The simple narrative for last year is this: diversification worked in 2025 because no single driver dominated despite headlines that continually broadcast the trends in AI. Inflation moved down (despite shutdown related data noise), policy leaned toward accommodation rather than restriction, and global leadership broadened enough that portfolios didn’t have to rely on one style, one sector, or one country to carry the year.
We are sticking with the principles that made 2025 a constructive year for diversified portfolios, which are to stay balanced, incorporate a global approach to equity investing, emphasize cash flows, and manage liquidity with intent. The advantage moves beyond the mathematical and into the behavioral, blending the proverbial science with the art. Diversification offers more ways to be right and fewer reasons to abandon a sound plan when the next headline arrives. In the year ahead, we are bound to see headlines referencing geopolitical risk, midterm elections, and expensive equity markets. Creating durability in the portfolio provides comfort that we can navigate through the headlines over longer time frames that align with the goals and needs of our clients.
Markets
Source: Morningstar and Bloomberg Finance L.P. (data as of 12/31/2025)
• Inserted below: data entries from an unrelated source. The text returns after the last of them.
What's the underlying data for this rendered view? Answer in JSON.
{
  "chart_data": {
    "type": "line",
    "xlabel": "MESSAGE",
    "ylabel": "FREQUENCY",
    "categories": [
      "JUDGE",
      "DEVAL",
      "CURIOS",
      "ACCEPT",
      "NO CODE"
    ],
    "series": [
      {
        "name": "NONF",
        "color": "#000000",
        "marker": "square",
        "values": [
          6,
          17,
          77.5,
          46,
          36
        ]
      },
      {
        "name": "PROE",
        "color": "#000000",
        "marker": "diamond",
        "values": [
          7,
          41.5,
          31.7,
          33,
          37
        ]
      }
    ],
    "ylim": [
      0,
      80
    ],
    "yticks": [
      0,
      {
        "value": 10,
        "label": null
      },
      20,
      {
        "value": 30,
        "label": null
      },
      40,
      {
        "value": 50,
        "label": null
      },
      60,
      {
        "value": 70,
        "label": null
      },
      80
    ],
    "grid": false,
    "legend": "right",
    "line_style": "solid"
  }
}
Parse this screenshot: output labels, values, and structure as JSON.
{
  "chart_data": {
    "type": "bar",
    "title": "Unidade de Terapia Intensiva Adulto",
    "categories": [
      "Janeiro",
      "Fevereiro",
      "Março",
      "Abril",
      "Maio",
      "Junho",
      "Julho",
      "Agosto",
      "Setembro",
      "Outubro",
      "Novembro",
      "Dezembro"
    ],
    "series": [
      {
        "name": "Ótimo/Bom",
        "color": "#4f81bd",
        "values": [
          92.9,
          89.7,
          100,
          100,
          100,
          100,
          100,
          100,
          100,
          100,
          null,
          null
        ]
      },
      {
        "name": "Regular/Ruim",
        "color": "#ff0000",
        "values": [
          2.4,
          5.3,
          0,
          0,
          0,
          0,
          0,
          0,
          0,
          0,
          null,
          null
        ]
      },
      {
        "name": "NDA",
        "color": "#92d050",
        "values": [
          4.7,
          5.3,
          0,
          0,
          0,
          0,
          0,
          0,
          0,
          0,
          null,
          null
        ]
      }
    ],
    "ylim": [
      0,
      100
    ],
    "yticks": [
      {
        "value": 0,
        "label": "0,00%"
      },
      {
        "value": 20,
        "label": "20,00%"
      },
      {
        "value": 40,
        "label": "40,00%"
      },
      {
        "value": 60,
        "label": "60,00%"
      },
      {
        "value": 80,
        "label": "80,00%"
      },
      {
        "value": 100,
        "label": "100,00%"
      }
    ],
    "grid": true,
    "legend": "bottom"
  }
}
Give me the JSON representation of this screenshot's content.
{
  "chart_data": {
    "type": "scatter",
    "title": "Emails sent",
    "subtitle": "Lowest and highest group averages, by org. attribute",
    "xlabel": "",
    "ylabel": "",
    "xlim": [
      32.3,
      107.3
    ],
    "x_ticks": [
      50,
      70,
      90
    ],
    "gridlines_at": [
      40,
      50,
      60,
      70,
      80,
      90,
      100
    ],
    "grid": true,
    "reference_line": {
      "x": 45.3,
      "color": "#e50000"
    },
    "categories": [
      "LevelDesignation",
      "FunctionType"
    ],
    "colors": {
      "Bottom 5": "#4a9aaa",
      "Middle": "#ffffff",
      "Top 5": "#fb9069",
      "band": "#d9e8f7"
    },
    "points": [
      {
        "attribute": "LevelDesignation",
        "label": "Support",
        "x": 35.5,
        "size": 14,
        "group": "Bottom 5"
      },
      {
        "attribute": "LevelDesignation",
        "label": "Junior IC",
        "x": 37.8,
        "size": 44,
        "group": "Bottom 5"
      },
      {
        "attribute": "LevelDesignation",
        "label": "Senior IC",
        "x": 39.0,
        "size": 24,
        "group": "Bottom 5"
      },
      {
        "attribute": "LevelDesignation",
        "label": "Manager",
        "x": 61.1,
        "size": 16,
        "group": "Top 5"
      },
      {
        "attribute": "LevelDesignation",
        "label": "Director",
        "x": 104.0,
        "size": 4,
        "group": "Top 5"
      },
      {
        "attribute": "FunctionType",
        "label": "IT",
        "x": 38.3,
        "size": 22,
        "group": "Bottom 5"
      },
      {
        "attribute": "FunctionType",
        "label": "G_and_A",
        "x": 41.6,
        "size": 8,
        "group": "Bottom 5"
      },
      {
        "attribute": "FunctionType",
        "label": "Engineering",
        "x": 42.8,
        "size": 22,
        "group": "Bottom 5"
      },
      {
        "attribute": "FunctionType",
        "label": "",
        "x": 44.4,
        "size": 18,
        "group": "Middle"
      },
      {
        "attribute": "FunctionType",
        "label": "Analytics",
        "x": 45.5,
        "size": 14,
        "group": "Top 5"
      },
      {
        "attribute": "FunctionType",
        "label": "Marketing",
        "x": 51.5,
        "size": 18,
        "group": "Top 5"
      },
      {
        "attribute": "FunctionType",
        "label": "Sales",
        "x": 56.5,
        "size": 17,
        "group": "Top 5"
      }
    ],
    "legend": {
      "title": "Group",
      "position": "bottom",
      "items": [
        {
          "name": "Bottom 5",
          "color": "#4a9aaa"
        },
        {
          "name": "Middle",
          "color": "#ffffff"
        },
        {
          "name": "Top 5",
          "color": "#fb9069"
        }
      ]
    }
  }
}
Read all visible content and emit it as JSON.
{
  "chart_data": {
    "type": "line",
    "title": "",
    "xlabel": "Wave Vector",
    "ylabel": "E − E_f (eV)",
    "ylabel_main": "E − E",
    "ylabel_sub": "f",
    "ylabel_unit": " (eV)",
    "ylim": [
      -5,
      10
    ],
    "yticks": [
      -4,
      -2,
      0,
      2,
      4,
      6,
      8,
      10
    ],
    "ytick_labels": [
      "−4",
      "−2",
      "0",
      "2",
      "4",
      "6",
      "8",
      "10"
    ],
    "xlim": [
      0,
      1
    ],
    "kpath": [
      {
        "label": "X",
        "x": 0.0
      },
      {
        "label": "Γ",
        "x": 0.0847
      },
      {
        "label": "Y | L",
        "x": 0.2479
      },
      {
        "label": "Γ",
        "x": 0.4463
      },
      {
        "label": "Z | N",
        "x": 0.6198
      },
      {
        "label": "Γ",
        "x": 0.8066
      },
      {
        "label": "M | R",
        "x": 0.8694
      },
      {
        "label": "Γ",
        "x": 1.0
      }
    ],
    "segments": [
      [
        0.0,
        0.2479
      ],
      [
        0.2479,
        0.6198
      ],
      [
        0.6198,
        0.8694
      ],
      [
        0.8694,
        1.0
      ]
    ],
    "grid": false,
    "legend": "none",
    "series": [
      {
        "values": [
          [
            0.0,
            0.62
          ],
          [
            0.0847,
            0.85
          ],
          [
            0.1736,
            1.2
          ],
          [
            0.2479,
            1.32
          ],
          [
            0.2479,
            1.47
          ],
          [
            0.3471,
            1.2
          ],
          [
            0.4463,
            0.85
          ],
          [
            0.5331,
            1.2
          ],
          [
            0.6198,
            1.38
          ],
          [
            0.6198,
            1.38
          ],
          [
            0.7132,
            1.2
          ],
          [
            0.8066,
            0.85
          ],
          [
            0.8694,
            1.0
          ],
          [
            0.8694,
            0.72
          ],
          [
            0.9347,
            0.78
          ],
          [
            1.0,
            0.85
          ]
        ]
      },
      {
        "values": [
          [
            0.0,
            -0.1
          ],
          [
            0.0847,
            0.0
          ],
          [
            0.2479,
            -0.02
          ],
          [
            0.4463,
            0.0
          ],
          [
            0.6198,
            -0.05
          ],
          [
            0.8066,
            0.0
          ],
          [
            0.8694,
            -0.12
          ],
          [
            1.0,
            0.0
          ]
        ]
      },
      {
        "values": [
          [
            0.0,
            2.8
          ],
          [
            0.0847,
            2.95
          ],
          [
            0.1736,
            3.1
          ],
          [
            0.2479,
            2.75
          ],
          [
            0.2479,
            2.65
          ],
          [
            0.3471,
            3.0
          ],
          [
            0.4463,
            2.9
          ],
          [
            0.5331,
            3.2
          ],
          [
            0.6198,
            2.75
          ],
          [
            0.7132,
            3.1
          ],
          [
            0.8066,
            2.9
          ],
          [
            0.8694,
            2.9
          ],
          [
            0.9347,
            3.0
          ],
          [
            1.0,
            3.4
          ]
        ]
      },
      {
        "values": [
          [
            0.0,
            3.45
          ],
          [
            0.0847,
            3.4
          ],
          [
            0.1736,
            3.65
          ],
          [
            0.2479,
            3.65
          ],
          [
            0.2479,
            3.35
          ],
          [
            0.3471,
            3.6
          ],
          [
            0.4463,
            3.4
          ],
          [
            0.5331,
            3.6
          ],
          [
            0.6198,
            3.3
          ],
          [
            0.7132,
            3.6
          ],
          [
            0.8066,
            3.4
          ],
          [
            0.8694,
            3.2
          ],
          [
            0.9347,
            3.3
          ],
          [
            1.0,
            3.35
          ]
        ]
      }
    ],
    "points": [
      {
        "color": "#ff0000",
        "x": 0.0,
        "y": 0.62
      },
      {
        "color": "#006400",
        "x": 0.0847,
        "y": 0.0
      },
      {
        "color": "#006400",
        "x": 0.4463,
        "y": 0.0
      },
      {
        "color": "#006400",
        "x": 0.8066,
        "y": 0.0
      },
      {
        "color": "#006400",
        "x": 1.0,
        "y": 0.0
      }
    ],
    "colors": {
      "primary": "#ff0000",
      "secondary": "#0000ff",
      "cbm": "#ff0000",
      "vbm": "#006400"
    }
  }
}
- Stock markets ended on a high note, with the S&P 500 index up 2.7% for the quarter and 17.9% for the year. Domestically, large cap stocks were the top performer. Earnings growth of the largest companies, particularly those with AI links, outpaced that of smaller firms. International markets moved back to the top spot, with international developed up 4.9% and emerging market stocks up 4.7%. Those markets ended the year up more than 30%.
- Bond markets were up in the fourth quarter to close out a third consecutive positive year. The Federal Reserve cut rates further, finishing 2025 with an overnight policy rate of 3.50 – 3.75%. The Fed cited the slower pace of labor markets as a concern, while reminding everyone that they will remain vigilant about potential inflation pressures. The 10-year closed the year at 4.17% down from 4.60% at the end of 2024. Interest rates fell mid-September and then bounced around into year-end. The Bloomberg US Aggregate Bond Index (proxy for investment grade taxable bonds) finished the year up more than 7%, outpacing Municipal bonds which were up closer to 5%.
- Although there were concerns about a pickup in defaults and potential for market softening during the year, credit markets did not budge as investment grade corporate bonds returned 7.3% and high yield bonds gained 8.6%. Interest rates falling was a primary tailwind, but economic resilience (and therefore tighter spreads) also played a role. Returns are likely to be slower in credit markets with rates already lower and spreads tight, suggesting that investors should manage expectations going forward.
- Commodity markets offered a mixed picture in 2025 with energy prices lower, though metal prices higher. Gold and silver prices soared throughout the year alongside fiscal headlines, a weaker Dollar, and currency debasement concerns. Meanwhile, energy prices sank given higher output production from OPEC and other countries.